Model Methodology: Iterative Elo
Iterative Elo Model
The Iterative Elo model estimates the time-varying strength of team $i$ at time $t$, denoted as $R_i^{(t)}$. It is an online learning algorithm equivalent to Stochastic Gradient Descent (SGD) on the log-likelihood of paired comparison outcomes, assuming a non-stationary data generating process.
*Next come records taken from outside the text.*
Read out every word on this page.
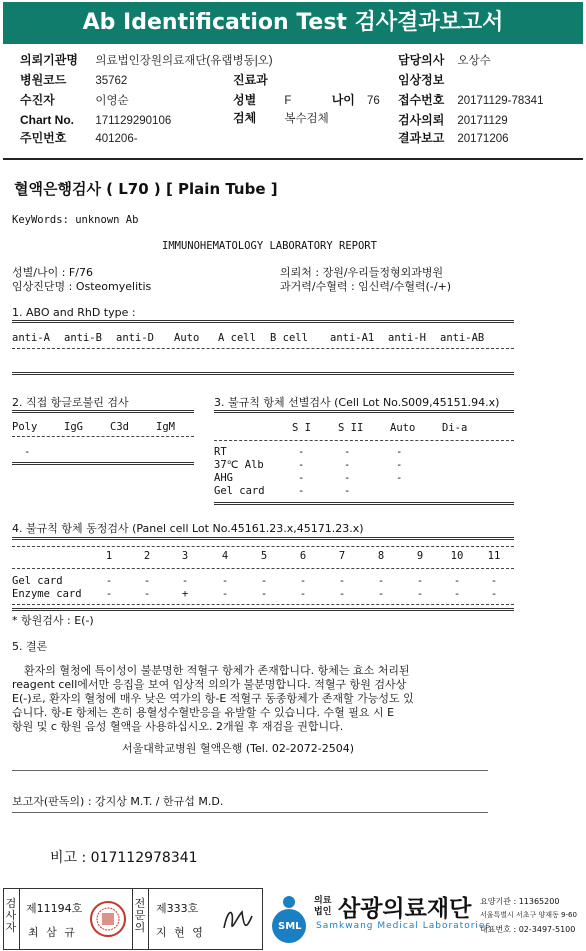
Ab Identification Test 검사결과보고서
의뢰기관명 의료법인장원의료재단(유랩병동|오)
병원코드	35762	진료과
수진자	이영순	성별 F	나이 76
Chart No. 171129290106	검체 복수검체
주민번호	401206-
담당의사 오상수
임상정보
접수번호 20171129-78341
검사의뢰 20171129
결과보고 20171206
혈액은행검사 ( L70 ) [ Plain Tube ]
KeyWords: unknown Ab
IMMUNOHEMATOLOGY LABORATORY REPORT
성별/나이 : F/76
임상진단명 : Osteomyelitis
의뢰처 : 장원/우리들정형외과병원
과거력/수혈력 : 임신력/수혈력(-/+)
1. ABO and RhD type :
anti-A anti-B anti-D Auto A cell B cell anti-A1 anti-H anti-AB
2. 직접 항글로불린 검사
Poly	IgG	C3d	IgM
-
3. 불규칙 항체 선별검사 (Cell Lot No.S009,45151.94.x)
S I	S II	Auto	Di-a
RT	-	-	-
37℃ Alb	-	-	-
AHG	-	-	-
Gel card	-	-
4. 불규칙 항체 동정검사 (Panel cell Lot No.45161.23.x,45171.23.x)
1	2	3	4	5	6	7	8	9	10 11
Gel card	-	-	-	-	-	-	-	-	-	-	-
Enzyme card	-	-	+	-	-	-	-	-	-	-	-
* 항원검사 : E(-)
5. 결론
환자의 혈청에 특이성이 불분명한 적혈구 항체가 존재합니다. 항체는 효소 처리된
reagent cell에서만 응집을 보여 임상적 의의가 불분명합니다. 적혈구 항원 검사상
E(-)로, 환자의 혈청에 매우 낮은 역가의 항-E 적혈구 동종항체가 존재할 가능성도 있
습니다. 항-E 항체는 흔히 용혈성수혈반응을 유발할 수 있습니다. 수혈 필요 시 E
항원 및 c 항원 음성 혈액을 사용하십시오. 2개월 후 재검을 권합니다.
서울대학교병원 혈액은행 (Tel. 02-2072-2504)
보고자(판독의) : 강지상 M.T. / 한규섭 M.D.
비고 : 017112978341
검사자
제11194호
최 삼 규
전문의
제333호
지 현 영	SML
의료
법인 삼광의료재단
Samkwang Medical Laboratories
요양기관 : 11365200
서울특별시 서초구 양재동 9-60
대표번호 : 02-3497-5100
1. Mathematical Formulation
Probability Model
The probability that Team A beats Team B is modeled by the logistic function (sigmoid) of the rating difference, adjusted for Home Court Advantage ($HCA$):
$$ P(A > B) = \sigma\left(\frac{R_A - R_B + HCA_{A}}{400} \ln(10)\right) $$
where: - $\sigma(z) = \frac{1}{1 + e^{-z}}$ is the sigmoid function. - $HCA_A$ is the Home Court Advantage term ($+150$ if A is home, $-150$ if B is home, $0$ if neutral). - The factor $400$ and base-10 scale are historical conventions from chess, implying a 400-point difference corresponds to a 10x change in odds ($P \approx 0.91$).
Simplified standard form: $$ E_A = \frac{1}{1 + 10^{-(R_A - R_B + HCA_{A})/400}} $$
Update Rule (Learning)
After observing the outcome $S_A \in {0, 1}$ (where 1=Win, 0=Loss), the ratings are updated:
$$ R_A^{(t+1)} \leftarrow R_A^{(t)} + K \cdot (S_A - E_A) $$ $$ R_B^{(t+1)} \leftarrow R_B^{(t)} + K \cdot (S_B - E_B) $$
Equivalence to SGD
The log-loss for a single match prediction is: $$ \mathcal{L} = - [S_A \ln(E_A) + (1-S_A) \ln(1-E_A)] $$
The gradient with respect to the rating $R_A$ is proportional to the residual $(S_A - E_A)$. Thus, the Elo update is exactly a gradient descent step with learning rate $\eta \propto K$.
2. Hyperparameters
We determine optimal hyperparameters via time-series cross-validation (minimizing out-of-sample log-loss on the 2025-26 season).
- $K = 64.0$: A relatively high learning rate, reflecting the high non-stationarity of college basketball (teams improve/regress significantly during the season due to coaching, injuries, and chemistry).
- $HCA = 150.0$: The home team is treated as having a rating advantage of 150 points.
3. Properties
- Path Dependent: The order of games matters. $G_1$ then $G_2$ yields a different final rating than $G_2$ then $G_1$. This is desirable for tracking current strength.
- Memory: The model effectively maintains an exponentially weighted moving average of performance. The "half-life" of a game's influence is determined by $K$.